熔铸耐火材料抗盖板玻璃熔体侵蚀行为研究

硅酸盐通报 ›› 2023, Vol. 42 ›› Issue (1): 345-351.

所属专题：耐火材料

熔铸耐火材料抗盖板玻璃熔体侵蚀行为研究

司国栋¹, 易帅¹, 邓丽娜¹, 许谦¹, 陈美娜¹, 王长安¹, 潘传才¹, 林国伟¹, 周吉², 魏霞³, 薛飞¹, 谢金莉¹

1.中国国检测试控股集团股有限公司,国家耐火材料产品质量检验检测中心(北京),北京 100024;
2.北京通达耐火工程技术有限公司,北京 100085;
3.北京国建联信认证中心有限公司,北京 100037

收稿日期:2022-08-12 修订日期:2022-09-15 出版日期:2023-01-15 发布日期:2023-02-15
作者简介:司国栋(1992—),男,工程师。主要从事玻璃窑用耐火材料的研究。E-mail:siguodong66@163.com
基金资助:
中国建筑材料科学研究总院有限公司青年科学基金(ZD-17)

Corrosion Resistance of Fused-Cast Refractory Materials by Molten Cover Lens

SI Guodong¹, YI Shuai¹, DENG Lina¹, XU Qian¹, CHEN Meina¹, WANG Chang’an¹, PAN Chuancai¹, LIN Guowei¹, ZHOU Ji², WEI Xia³, XUE Fei¹, XIE Jinli¹

1. National Refractory Product Quality Supervision and Inspection Center (Beijing), China Testing & Certification International Group Co., Ltd., Beijing 100024, China;
2. Beijing Tongda Refractory Engineering Co., Ltd., Beijing 100085, China;
3. Beijing Guojian Lianxin Certification Center Co., Ltd., Beijing 100037, China

Received:2022-08-12 Revised:2022-09-15 Online:2023-01-15 Published:2023-02-15

摘要/Abstract

摘要： 本文以熔铸耐火材料为研究对象进行抗盖板玻璃熔体侵蚀试验,采用化学分析、岩相分析和电子显微镜能谱分析等测试分析方法,对比研究钠钙玻璃熔体、高铝玻璃熔体和锂铝玻璃熔体对熔铸耐火材料的侵蚀行为。结果表明,玻璃熔体中的碱金属离子向耐火材料中的玻璃相扩散,导致玻璃相黏度降低,同时耐火材料中刚玉相溶解,斜锆石分散,主体结构遭到破坏,并形成界面层。界面层内存在富铝含锆的玻璃相,由于高铝玻璃和锂铝玻璃氧化铝含量高,表面张力大,界面层内的玻璃相聚集在试样周围且扩散慢,从而阻止了侵蚀的发展。玻璃熔体的侵蚀速率为钠钙玻璃熔体＞高铝玻璃熔体＞锂铝玻璃熔体。

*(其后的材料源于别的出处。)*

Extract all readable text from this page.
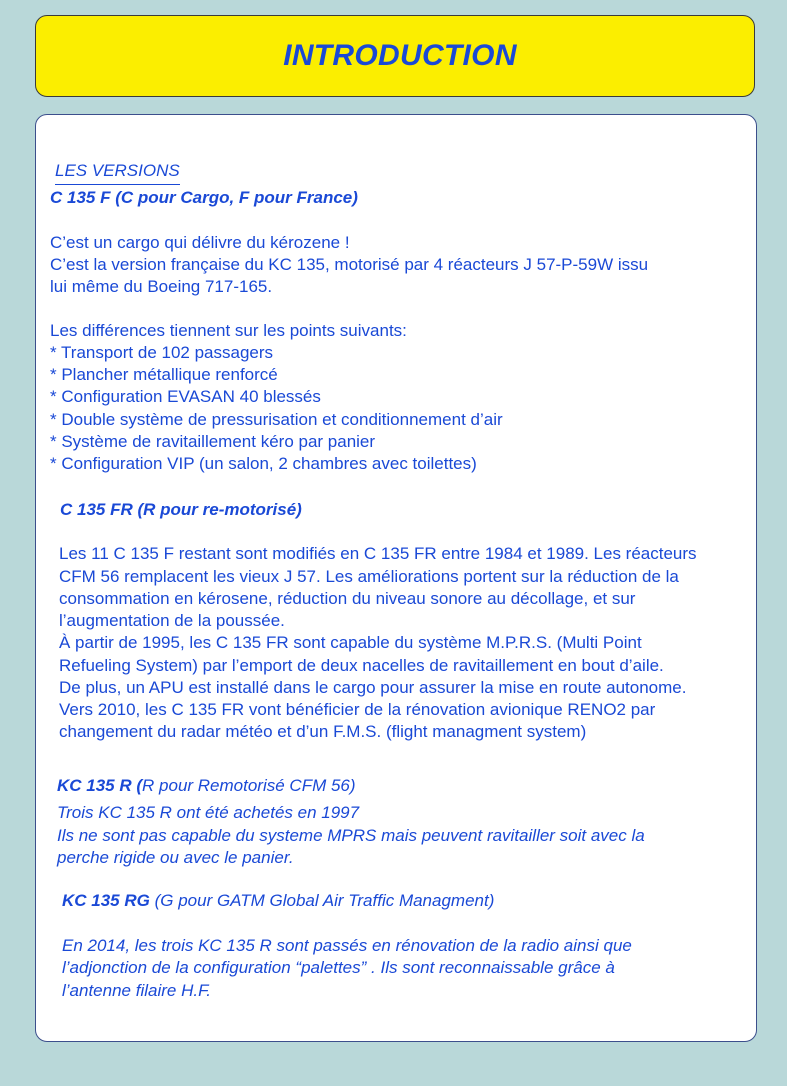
INTRODUCTION
LES VERSIONS
C 135 F (C pour Cargo, F pour France)
C’est un cargo qui délivre du kérozene !
C’est la version française du KC 135, motorisé par 4 réacteurs J 57-P-59W issu
lui même du Boeing 717-165.
Les différences tiennent sur les points suivants:
* Transport de 102 passagers
* Plancher métallique renforcé
* Configuration EVASAN 40 blessés
* Double système de pressurisation et conditionnement d’air
* Système de ravitaillement kéro par panier
* Configuration VIP (un salon, 2 chambres avec toilettes)
C 135 FR (R pour re-motorisé)
Les 11 C 135 F restant sont modifiés en C 135 FR entre 1984 et 1989. Les réacteurs
CFM 56 remplacent les vieux J 57. Les améliorations portent sur la réduction de la
consommation en kérosene, réduction du niveau sonore au décollage, et sur
l’augmentation de la poussée.
À partir de 1995, les C 135 FR sont capable du système M.P.R.S. (Multi Point
Refueling System) par l’emport de deux nacelles de ravitaillement en bout d’aile.
De plus, un APU est installé dans le cargo pour assurer la mise en route autonome.
Vers 2010, les C 135 FR vont bénéficier de la rénovation avionique RENO2 par
changement du radar météo et d’un F.M.S. (flight managment system)
KC 135 R (R pour Remotorisé CFM 56)
Trois KC 135 R ont été achetés en 1997
Ils ne sont pas capable du systeme MPRS mais peuvent ravitailler soit avec la
perche rigide ou avec le panier.
KC 135 RG (G pour GATM Global Air Traffic Managment)
En 2014, les trois KC 135 R sont passés en rénovation de la radio ainsi que
l’adjonction de la configuration “palettes” . Ils sont reconnaissable grâce à
l’antenne filaire H.F.
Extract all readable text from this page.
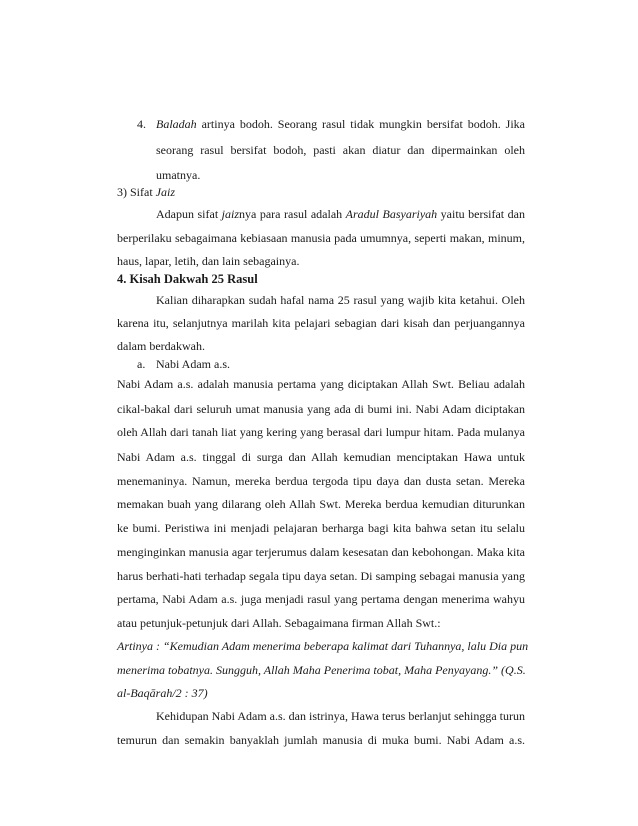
4. Baladah artinya bodoh. Seorang rasul tidak mungkin bersifat bodoh. Jika
seorang rasul bersifat bodoh, pasti akan diatur dan dipermainkan oleh
umatnya.
3) Sifat Jaiz
Adapun sifat jaiznya para rasul adalah Aradul Basyariyah yaitu bersifat dan
berperilaku sebagaimana kebiasaan manusia pada umumnya, seperti makan, minum,
haus, lapar, letih, dan lain sebagainya.
4. Kisah Dakwah 25 Rasul
Kalian diharapkan sudah hafal nama 25 rasul yang wajib kita ketahui. Oleh
karena itu, selanjutnya marilah kita pelajari sebagian dari kisah dan perjuangannya
dalam berdakwah.
a. Nabi Adam a.s.
Nabi Adam a.s. adalah manusia pertama yang diciptakan Allah Swt. Beliau adalah
cikal-bakal dari seluruh umat manusia yang ada di bumi ini. Nabi Adam diciptakan
oleh Allah dari tanah liat yang kering yang berasal dari lumpur hitam. Pada mulanya
Nabi Adam a.s. tinggal di surga dan Allah kemudian menciptakan Hawa untuk
menemaninya. Namun, mereka berdua tergoda tipu daya dan dusta setan. Mereka
memakan buah yang dilarang oleh Allah Swt. Mereka berdua kemudian diturunkan
ke bumi. Peristiwa ini menjadi pelajaran berharga bagi kita bahwa setan itu selalu
menginginkan manusia agar terjerumus dalam kesesatan dan kebohongan. Maka kita
harus berhati-hati terhadap segala tipu daya setan. Di samping sebagai manusia yang
pertama, Nabi Adam a.s. juga menjadi rasul yang pertama dengan menerima wahyu
atau petunjuk-petunjuk dari Allah. Sebagaimana firman Allah Swt.:
Artinya : “Kemudian Adam menerima beberapa kalimat dari Tuhannya, lalu Dia pun
menerima tobatnya. Sungguh, Allah Maha Penerima tobat, Maha Penyayang.” (Q.S.
al-Baqārah/2 : 37)
Kehidupan Nabi Adam a.s. dan istrinya, Hawa terus berlanjut sehingga turun
temurun dan semakin banyaklah jumlah manusia di muka bumi. Nabi Adam a.s.
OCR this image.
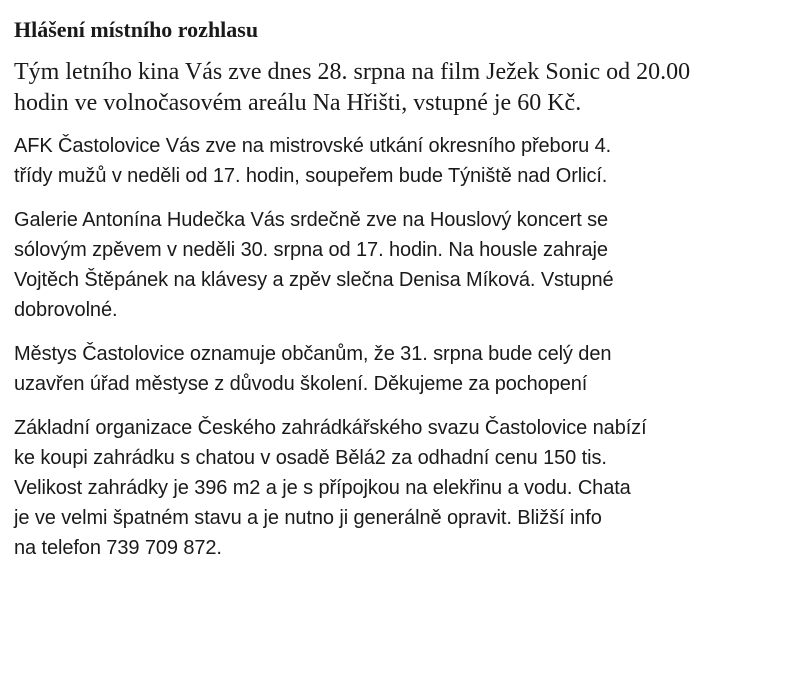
Hlášení místního rozhlasu
Tým letního kina Vás zve dnes 28. srpna na film Ježek Sonic od 20.00
hodin ve volnočasovém areálu Na Hřišti, vstupné je 60 Kč.
AFK Častolovice Vás zve na mistrovské utkání okresního přeboru 4.
třídy mužů v neděli od 17. hodin, soupeřem bude Týniště nad Orlicí.
Galerie Antonína Hudečka Vás srdečně zve na Houslový koncert se
sólovým zpěvem v neděli 30. srpna od 17. hodin. Na housle zahraje
Vojtěch Štěpánek na klávesy a zpěv slečna Denisa Míková. Vstupné
dobrovolné.
Městys Častolovice oznamuje občanům, že 31. srpna bude celý den
uzavřen úřad městyse z důvodu školení. Děkujeme za pochopení
Základní organizace Českého zahrádkářského svazu Častolovice nabízí
ke koupi zahrádku s chatou v osadě Bělá2 za odhadní cenu 150 tis.
Velikost zahrádky je 396 m2 a je s přípojkou na elekřinu a vodu. Chata
je ve velmi špatném stavu a je nutno ji generálně opravit. Bližší info
na telefon 739 709 872.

关键词: 钠钙玻璃, 高铝玻璃, 锂铝玻璃, 熔铸耐火材料, 抗侵蚀性能, 扩散, 微观形貌

Abstract: In this paper, corrosion resistance experiment on fused-cast refractory materials was performed to study the cast refractory materials. The erosion behaviors of soda-lime glass, high aluminum glass and lithium aluminum glass on fused-cast refractory materials were studied by chemical analysis, lithofacies analysis and electron microscopy spectroscopy analysis. The results show that the alkali metal ions in the molten glass diffuse to the glass phase of the refractory, which leads to the viscosity of the glass phase decrease. At the same time, the corundum phase dissolves and the inclined zircon disperses, then the main structure of the refractory is destroyed, and the interfacial layer is formed. There is a glass phase rich in aluminum and zirconium in the interface layer. Due to the high alumina content and high surface tension of high aluminum glass and lithium aluminum glass, the glass phase in the interface layer gathers around the sample and diffuses slowly, thus preventing the development of erosion. The erosion rate of the molten glass is: soda-lime glass>high aluminum glass>lithium aluminum glass.

Key words: soda-lime glass, high aluminum glass, lithium aluminum glass, fused-cast refractory material, corrosion resistance, diffusion, microstructure

中图分类号:

TQ175

司国栋, 易帅, 邓丽娜, 许谦, 陈美娜, 王长安, 潘传才, 林国伟, 周吉, 魏霞, 薛飞, 谢金莉. 熔铸耐火材料抗盖板玻璃熔体侵蚀行为研究[J]. 硅酸盐通报, 2023, 42(1): 345-351.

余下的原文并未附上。